U.S. clinic hits 97% claim approval with new billing model

ILLINOIS, UNITED STATES — A Texas-based behavioral health practice has cut its cash conversion cycle from over 60 days to just 12, and hit a 97% first-time claim approval rate by abandoning traditional revenue cycle management and rebuilding its operations around an integrated technology platform.
According to a report from Healthcare IT News, Televero Behavioral Health went cash-positive within 90 days of bringing billing fully in-house, six months ahead of its operating plan.
For United States health systems, hospitals and clinics watching margins erode and reimbursement tighten, the case study delivers a sharp reframe of what’s actually broken in healthcare billing.
Traditional RCM models are failing U.S. practices
CEO Ray Wolf argues the industry has misnamed its biggest financial discipline. Practices don’t need revenue managed — they need cash.

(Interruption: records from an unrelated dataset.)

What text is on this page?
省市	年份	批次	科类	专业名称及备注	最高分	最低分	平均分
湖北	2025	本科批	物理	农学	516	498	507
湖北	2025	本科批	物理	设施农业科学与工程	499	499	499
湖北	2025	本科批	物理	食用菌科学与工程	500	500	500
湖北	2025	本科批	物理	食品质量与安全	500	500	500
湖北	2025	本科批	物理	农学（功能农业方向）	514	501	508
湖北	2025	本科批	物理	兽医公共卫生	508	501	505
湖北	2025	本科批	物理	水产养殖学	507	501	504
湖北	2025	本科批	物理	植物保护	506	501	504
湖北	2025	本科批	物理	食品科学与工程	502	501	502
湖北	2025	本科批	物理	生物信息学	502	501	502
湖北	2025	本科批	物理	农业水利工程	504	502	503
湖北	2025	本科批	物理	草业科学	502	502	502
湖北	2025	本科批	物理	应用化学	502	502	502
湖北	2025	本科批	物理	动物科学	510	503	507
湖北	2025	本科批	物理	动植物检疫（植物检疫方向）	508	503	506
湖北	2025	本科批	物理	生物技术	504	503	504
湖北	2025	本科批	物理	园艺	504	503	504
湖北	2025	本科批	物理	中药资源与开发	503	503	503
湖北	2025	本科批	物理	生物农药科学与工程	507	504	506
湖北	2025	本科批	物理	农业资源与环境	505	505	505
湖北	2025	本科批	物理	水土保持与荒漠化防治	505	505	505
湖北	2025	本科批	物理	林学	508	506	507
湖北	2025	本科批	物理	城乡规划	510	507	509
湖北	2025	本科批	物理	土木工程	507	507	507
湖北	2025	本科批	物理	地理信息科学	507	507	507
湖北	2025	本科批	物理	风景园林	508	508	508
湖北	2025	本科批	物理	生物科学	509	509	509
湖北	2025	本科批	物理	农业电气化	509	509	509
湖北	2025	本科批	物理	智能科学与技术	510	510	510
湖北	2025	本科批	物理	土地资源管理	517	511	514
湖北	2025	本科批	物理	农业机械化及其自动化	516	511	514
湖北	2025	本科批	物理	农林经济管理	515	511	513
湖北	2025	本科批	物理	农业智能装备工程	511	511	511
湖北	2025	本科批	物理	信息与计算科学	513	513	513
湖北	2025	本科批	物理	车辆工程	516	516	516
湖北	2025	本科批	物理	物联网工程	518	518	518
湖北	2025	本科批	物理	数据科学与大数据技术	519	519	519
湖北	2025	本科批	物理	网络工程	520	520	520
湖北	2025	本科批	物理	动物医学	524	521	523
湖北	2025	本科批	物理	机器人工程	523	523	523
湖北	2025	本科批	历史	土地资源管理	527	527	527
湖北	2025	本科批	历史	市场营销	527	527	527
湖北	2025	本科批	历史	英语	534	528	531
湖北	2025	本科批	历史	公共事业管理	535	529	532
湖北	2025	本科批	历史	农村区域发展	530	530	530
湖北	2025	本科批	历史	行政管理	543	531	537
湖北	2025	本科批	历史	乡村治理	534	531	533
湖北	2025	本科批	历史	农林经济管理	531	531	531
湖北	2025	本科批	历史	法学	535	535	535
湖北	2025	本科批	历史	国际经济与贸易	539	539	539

RCM vendors typically charge 5% to 7% of collections, but the fee structure incentivizes them to chase the easy 70% of clean claims while the hard 30% age out without dedicated attention.
“RCM vendors get paid for the easy 70%, and the practice eats the cost of the hard 30%,” Wolf said.
The damage is most visible in lower-margin specialties like behavioral health, where payroll runs weekly while reimbursements arrive 60 to 90 days after service. Founder-led practices often plug the gap with personal funds, watching revenue lines look healthy while bank balances tell the opposite story. For hospital administrators and clinic operators, that mismatch is the silent killer of operational stability.
The architectural shift from RCM to cash conversion
Televero rebuilt its operations around a single integrated platform where intake, scheduling, documentation, claims and payments run on one data model.
Eligibility gets verified before patients arrive, authorizations are obtained before scheduling, and patient responsibility is collected at the point of service — 90% of it.
Clinical documentation templates enforce billing-critical fields, sending claims out clean the first time. “You can’t run a disciplined cash conversion cycle against a fragmented tech stack,” Wolf said.
The results extend beyond financials: 98% patient satisfaction, 83% of patients moving from out-of-range to in-range on assessments after the first visit, and 85% care plan completion. For U.S. practices that can’t immediately overhaul their entire technology stack, outsourcing partners are filling the gap.
Specialized vendors are taking on eligibility verification, prior authorization, medical coding, denials management, point-of-service collections and back-office workflows — delivering the upstream discipline of the cash conversion model without the multi-year platform build.
Providers that pair the right tech foundation with the right operational support are the ones turning broken billing models into competitive advantages.